Derde boek.
Volksvermaken op kerkelijke feestdagen.
De volksvermaken op Kerkelijke feestdagen zijn van verschillenden oorsprong. Velen zijn kinderen der heidensche oudheid, en met het volk tot het Christendom overgegaan. Anderen zijn jonger, en in de christelijke middeleeuwen geboren; want het volk hield meer van spel en vermaak dan van drooge sermoenen.

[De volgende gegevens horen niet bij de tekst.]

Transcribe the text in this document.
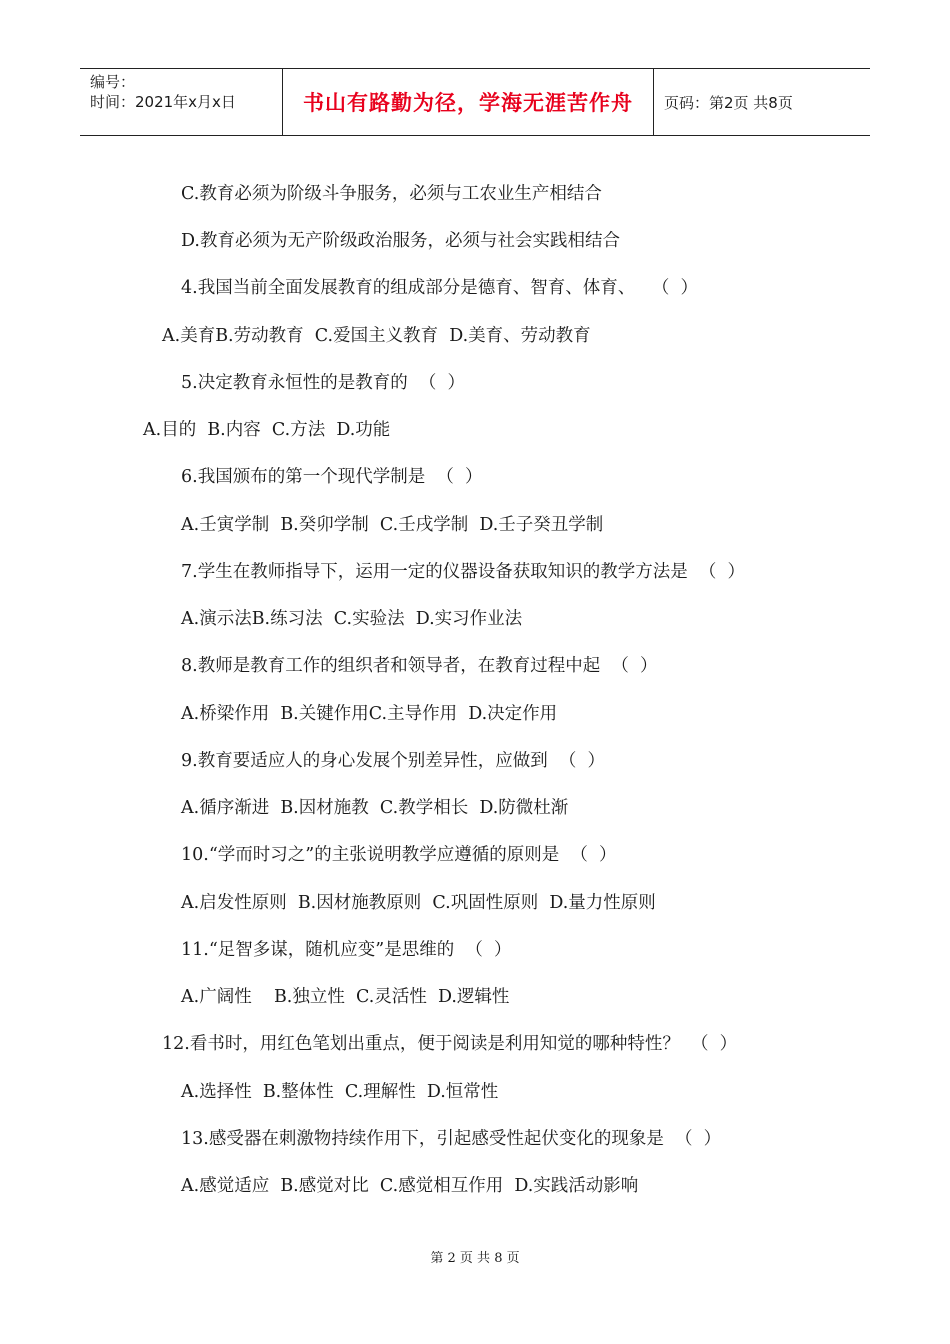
编号：
时间：2021年x月x日	书山有路勤为径，学海无涯苦作舟	页码：第2页 共8页
C.教育必须为阶级斗争服务，必须与工农业生产相结合
D.教育必须为无产阶级政治服务，必须与社会实践相结合
4.我国当前全面发展教育的组成部分是德育、智育、体育、   （  ）
A.美育B.劳动教育  C.爱国主义教育  D.美育、劳动教育
5.决定教育永恒性的是教育的  （  ）
A.目的  B.内容  C.方法  D.功能
6.我国颁布的第一个现代学制是  （  ）
A.壬寅学制  B.癸卯学制  C.壬戌学制  D.壬子癸丑学制
7.学生在教师指导下，运用一定的仪器设备获取知识的教学方法是  （  ）
A.演示法B.练习法  C.实验法  D.实习作业法
8.教师是教育工作的组织者和领导者，在教育过程中起  （  ）
A.桥梁作用  B.关键作用C.主导作用  D.决定作用
9.教育要适应人的身心发展个别差异性，应做到  （  ）
A.循序渐进  B.因材施教  C.教学相长  D.防微杜渐
10.“学而时习之”的主张说明教学应遵循的原则是  （  ）
A.启发性原则  B.因材施教原则  C.巩固性原则  D.量力性原则
11.“足智多谋，随机应变”是思维的  （  ）
A.广阔性    B.独立性  C.灵活性  D.逻辑性
12.看书时，用红色笔划出重点，便于阅读是利用知觉的哪种特性？  （  ）
A.选择性  B.整体性  C.理解性  D.恒常性
13.感受器在刺激物持续作用下，引起感受性起伏变化的现象是  （  ）
A.感觉适应  B.感觉对比  C.感觉相互作用  D.实践活动影响
第 2 页 共 8 页
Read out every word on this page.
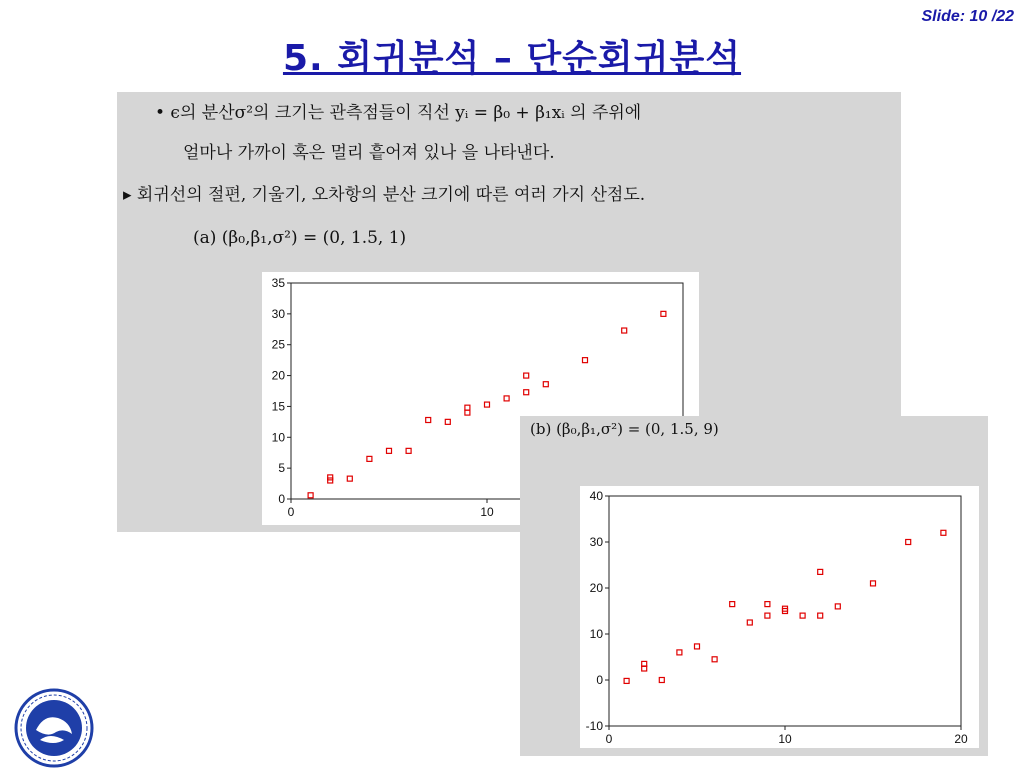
Slide: 10 /22
5. 회귀분석 – 단순회귀분석
• ϵ의 분산σ²의 크기는 관측점들이 직선 yᵢ = β₀ + β₁xᵢ 의 주위에
얼마나 가까이 혹은 멀리 흩어져 있나 을 나타낸다.
▸ 회귀선의 절편, 기울기, 오차항의 분산 크기에 따른 여러 가지 산점도.
(a) (β₀,β₁,σ²) = (0, 1.5, 1)
0
5
10
15
20
25
30
35
0	10
(b) (β₀,β₁,σ²) = (0, 1.5, 9)
-10
0
10
20
30
40
0	10	20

Bij menig oud gebruik of vermaak staat men echter wel eens in twijfel, en vraagt: is dat Germaansch of is het middeleeuwsch? is dit van heidenschen of christelijken oorsprong? En wanneer de oudheidkundigen 't al eens zijn, dat men naar 't heidendom terug moet, om van 't een of ander den oorsprong te vinden, dan loopen ze toch dikwijls zoo wijd uiteen als 't Zuiden ligt van 't Noorden, wanneer de een bij de Romeinen zoekt, wat de ander uit den Germaanschen bodem poogt op te delven.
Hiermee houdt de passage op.